Drive V0.11 - Beamng
If you lock the brakes during an intense stop, v0.11 makes you pay for it. The tire model now calculates flat spots. As the flat spot rotates, it slaps the pavement, causing a rhythmic vibration in the wheels and steering wheel, drastically reducing braking efficiency. This forces players to learn threshold braking, a skill necessary for the game's updated AI racing.
v0.11 wasn't just about where you drove—it was about how your car fell apart. The update introduced a major overhaul to the damage model:
Two maps received significant love in v0.11: beamng drive v0.11
West Coast USA (Refreshed) The massive highway loop map got a visual facelift. The roads now feature realistic road shaders—asphalt has grain, and concrete sections have expansion joints that actually thump your tires. The tunnels no longer pop in and out of existence, and the distant LODs (Levels of Detail) are optimized so you can see the entire port from the mountain peak without dropping to 30 FPS.

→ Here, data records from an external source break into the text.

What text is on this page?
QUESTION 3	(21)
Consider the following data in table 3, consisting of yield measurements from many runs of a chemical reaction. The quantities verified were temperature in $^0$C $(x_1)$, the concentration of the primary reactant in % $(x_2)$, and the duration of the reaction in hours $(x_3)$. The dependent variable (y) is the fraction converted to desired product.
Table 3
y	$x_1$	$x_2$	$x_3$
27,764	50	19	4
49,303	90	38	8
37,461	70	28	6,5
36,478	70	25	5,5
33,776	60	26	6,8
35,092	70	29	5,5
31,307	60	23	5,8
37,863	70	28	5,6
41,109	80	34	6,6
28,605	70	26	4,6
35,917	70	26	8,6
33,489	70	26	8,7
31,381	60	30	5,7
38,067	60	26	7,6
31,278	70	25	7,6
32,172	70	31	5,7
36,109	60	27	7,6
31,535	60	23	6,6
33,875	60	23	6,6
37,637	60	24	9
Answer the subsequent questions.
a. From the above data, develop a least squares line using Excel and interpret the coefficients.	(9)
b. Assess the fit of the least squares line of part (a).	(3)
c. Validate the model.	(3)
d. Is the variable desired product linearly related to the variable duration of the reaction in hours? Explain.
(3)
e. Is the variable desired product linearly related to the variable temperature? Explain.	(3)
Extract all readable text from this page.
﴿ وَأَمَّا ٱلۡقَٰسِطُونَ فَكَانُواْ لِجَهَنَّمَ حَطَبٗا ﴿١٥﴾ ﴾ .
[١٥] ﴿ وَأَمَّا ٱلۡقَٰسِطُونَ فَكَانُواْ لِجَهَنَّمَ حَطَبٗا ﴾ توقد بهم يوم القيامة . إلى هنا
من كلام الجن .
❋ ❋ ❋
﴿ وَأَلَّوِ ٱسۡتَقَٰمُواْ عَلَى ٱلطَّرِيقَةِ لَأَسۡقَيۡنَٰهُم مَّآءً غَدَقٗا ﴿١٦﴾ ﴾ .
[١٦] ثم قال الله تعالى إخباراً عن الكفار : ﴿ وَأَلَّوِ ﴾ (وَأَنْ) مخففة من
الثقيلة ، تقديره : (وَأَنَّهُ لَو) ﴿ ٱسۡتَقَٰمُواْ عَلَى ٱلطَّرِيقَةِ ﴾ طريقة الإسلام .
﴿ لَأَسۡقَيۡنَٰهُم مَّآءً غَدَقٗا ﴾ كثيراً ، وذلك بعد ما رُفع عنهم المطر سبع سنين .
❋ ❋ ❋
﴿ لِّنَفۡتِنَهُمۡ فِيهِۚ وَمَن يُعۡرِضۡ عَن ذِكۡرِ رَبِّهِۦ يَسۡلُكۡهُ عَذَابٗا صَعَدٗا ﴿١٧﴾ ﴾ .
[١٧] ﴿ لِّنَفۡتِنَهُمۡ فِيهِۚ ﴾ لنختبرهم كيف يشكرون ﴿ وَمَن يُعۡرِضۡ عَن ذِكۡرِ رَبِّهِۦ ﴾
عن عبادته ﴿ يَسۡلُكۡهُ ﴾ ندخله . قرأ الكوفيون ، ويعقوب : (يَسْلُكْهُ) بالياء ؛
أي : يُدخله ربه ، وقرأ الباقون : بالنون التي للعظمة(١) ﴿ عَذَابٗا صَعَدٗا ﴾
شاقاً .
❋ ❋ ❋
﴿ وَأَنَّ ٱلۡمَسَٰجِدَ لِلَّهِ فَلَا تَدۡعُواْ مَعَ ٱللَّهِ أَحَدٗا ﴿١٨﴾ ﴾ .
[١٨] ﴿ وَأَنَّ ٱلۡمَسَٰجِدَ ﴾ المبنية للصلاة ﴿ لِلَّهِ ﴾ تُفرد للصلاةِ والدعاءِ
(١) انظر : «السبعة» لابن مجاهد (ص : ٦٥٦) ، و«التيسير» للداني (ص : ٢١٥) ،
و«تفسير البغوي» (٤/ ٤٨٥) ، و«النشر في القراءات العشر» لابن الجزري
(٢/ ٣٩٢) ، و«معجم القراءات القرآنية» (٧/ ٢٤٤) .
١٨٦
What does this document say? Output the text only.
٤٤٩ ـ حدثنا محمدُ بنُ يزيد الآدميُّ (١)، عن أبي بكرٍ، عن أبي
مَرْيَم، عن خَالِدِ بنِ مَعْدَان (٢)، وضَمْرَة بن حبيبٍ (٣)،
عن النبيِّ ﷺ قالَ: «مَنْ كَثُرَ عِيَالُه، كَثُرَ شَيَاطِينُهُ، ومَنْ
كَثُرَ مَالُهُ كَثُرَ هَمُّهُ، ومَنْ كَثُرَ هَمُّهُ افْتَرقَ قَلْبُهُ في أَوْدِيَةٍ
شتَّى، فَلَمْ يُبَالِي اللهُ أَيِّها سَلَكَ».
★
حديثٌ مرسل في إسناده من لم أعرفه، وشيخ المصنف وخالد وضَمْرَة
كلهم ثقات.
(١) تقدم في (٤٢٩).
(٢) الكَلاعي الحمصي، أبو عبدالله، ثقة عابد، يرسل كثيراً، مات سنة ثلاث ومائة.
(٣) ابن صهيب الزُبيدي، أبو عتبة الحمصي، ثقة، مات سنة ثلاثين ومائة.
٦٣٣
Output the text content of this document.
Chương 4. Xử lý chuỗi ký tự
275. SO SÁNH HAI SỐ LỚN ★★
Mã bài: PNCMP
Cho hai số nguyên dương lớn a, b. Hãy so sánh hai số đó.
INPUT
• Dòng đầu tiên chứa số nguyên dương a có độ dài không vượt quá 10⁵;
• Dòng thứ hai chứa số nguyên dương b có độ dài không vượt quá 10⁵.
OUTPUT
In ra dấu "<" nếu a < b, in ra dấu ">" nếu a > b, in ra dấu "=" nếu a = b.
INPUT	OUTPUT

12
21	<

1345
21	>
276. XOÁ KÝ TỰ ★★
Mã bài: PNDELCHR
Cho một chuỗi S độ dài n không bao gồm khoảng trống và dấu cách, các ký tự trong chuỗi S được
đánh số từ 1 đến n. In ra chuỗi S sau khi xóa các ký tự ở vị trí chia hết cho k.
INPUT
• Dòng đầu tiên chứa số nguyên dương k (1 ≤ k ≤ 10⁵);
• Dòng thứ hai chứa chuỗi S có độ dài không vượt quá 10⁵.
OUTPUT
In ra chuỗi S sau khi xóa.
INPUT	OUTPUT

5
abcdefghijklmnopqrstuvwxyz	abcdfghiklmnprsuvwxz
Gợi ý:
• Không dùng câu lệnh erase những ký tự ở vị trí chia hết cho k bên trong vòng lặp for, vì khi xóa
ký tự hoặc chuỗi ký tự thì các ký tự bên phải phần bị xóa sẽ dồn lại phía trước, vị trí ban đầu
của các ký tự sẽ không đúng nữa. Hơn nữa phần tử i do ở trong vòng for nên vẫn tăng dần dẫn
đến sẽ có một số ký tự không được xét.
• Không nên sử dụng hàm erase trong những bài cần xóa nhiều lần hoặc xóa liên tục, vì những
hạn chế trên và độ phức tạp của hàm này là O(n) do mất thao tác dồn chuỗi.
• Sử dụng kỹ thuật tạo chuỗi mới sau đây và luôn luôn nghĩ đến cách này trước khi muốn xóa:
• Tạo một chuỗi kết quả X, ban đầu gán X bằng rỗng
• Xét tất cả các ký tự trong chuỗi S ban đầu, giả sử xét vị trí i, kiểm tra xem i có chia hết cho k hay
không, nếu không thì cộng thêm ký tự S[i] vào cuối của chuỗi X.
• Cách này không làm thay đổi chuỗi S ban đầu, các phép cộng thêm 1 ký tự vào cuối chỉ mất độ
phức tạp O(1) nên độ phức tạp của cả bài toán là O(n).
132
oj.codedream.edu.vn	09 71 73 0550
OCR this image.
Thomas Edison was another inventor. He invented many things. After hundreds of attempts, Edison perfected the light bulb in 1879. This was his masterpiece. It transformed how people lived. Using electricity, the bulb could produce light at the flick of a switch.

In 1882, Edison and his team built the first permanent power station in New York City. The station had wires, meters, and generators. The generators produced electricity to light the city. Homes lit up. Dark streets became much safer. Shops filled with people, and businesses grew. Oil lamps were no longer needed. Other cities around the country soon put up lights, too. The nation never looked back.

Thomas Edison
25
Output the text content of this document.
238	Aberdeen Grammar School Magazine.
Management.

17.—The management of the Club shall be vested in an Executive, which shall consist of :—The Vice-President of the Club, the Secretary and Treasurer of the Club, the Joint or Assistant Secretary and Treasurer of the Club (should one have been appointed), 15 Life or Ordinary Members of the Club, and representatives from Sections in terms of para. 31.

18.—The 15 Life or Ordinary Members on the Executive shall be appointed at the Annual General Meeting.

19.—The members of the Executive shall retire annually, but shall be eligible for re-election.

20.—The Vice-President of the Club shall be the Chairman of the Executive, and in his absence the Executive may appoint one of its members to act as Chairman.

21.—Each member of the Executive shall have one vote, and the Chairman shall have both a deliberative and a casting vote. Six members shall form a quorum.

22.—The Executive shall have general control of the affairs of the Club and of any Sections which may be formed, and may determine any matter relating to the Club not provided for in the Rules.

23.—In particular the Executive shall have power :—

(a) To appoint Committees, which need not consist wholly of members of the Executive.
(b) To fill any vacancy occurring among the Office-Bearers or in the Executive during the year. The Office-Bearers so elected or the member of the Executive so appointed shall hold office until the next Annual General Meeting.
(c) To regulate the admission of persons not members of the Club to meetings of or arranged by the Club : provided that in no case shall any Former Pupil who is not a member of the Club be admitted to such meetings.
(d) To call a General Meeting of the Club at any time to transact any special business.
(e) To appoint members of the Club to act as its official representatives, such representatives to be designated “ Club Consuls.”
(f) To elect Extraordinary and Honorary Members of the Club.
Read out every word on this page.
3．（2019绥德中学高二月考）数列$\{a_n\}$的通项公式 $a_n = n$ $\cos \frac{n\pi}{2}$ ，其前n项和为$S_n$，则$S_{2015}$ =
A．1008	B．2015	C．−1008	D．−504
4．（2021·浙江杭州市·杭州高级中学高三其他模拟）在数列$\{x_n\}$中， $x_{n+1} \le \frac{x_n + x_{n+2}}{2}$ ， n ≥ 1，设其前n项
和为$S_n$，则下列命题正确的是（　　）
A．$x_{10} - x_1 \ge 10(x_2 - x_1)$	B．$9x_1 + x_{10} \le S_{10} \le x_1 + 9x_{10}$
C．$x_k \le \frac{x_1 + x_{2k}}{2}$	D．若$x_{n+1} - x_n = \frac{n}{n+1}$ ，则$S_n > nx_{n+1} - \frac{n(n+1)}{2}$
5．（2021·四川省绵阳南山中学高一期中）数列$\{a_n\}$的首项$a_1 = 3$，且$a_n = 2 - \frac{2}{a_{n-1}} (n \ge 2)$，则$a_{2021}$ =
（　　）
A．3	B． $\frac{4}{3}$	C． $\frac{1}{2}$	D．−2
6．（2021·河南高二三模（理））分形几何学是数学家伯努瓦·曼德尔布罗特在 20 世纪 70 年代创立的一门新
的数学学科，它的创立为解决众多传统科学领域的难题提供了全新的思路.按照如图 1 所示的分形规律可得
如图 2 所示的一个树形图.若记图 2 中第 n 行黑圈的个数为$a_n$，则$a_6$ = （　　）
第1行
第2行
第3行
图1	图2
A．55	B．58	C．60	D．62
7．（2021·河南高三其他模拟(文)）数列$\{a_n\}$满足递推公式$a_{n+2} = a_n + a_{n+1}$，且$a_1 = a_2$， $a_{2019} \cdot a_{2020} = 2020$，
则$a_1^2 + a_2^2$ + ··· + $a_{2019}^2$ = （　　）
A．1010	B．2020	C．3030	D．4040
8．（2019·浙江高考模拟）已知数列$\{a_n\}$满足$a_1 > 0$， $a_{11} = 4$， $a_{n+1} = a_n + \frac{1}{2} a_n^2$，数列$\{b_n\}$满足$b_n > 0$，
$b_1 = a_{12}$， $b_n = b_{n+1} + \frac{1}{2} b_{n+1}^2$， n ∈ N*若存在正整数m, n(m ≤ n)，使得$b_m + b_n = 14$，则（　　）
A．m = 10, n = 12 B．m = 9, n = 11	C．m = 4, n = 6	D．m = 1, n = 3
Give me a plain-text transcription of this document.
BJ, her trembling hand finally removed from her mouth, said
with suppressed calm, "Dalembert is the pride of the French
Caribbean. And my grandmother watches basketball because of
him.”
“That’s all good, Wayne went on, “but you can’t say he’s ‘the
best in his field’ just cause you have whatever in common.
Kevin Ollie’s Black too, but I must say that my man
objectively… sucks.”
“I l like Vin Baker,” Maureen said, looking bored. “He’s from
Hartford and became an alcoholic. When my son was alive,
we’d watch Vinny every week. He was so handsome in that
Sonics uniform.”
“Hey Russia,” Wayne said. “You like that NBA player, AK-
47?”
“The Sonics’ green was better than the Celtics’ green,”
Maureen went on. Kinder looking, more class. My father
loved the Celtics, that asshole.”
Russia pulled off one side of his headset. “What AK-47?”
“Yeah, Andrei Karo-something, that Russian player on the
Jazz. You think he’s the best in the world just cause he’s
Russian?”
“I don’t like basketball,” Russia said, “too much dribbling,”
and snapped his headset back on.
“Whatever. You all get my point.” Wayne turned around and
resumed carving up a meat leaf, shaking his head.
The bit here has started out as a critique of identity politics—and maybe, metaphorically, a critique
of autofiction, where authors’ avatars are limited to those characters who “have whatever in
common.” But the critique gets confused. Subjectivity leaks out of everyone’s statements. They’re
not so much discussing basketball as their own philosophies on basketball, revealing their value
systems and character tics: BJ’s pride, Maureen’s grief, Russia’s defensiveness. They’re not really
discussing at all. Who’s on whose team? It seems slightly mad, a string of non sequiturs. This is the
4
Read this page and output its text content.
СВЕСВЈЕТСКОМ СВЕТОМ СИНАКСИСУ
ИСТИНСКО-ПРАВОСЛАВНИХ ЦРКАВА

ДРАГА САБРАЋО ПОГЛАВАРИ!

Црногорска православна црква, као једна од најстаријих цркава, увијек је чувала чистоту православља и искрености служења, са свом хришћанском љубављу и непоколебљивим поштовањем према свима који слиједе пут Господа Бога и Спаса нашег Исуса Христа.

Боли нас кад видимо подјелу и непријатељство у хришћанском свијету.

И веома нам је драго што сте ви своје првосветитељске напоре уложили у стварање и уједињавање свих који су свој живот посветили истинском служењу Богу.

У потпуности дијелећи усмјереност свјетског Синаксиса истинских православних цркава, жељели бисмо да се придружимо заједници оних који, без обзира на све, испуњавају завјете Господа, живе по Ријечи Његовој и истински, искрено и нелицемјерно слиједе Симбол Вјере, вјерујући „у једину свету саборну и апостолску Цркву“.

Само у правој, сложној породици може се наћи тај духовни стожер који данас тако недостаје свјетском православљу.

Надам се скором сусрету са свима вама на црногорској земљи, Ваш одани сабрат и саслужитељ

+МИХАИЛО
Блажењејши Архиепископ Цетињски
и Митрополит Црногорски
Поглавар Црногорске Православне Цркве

Italy (Small Grid) A new, smaller map was introduced: "Italy - Small Grid." It is a 1km x 1km test track featuring every possible corner type—a hairpin, a high-speed sweeper, a chicane, and a massive jump. It is specifically designed for tuning suspension setups. You can run a lap, tweak the sway bars, run again, and see the time difference in milliseconds. If you lock the brakes during an intense stop, v0
Sim racers immediately praised the update. For the first time, drifting the ETK 800 series became a viable, intuitive experience comparable to Assetto Corsa, but with the added terror of the car crumpling if you tapped a wall.
Two new vehicles captured the community’s heart: Two new vehicles captured the community’s heart:
Both received “remastered” interiors and fully functional gauge clusters—a small detail that added huge immersion in cockpit view.
Tires now build up heat much more realistically. On a cold morning at the Industrial Site, your car will feel twitchy and loose. After three hard laps, the tires reach optimal temperature, and grip peaks. Push too hard for too long, and you get "falloff"—greasy, sliding tires that refuse to bite.
The developer blog posts for BeamNG often have cryptic or artistic titles. "Solid Paper" likely referred to the game transitioning from a "blank sheet of paper" (pure sandbox with no structure) to something "solid" (game modes, licensed content, and structured gameplay).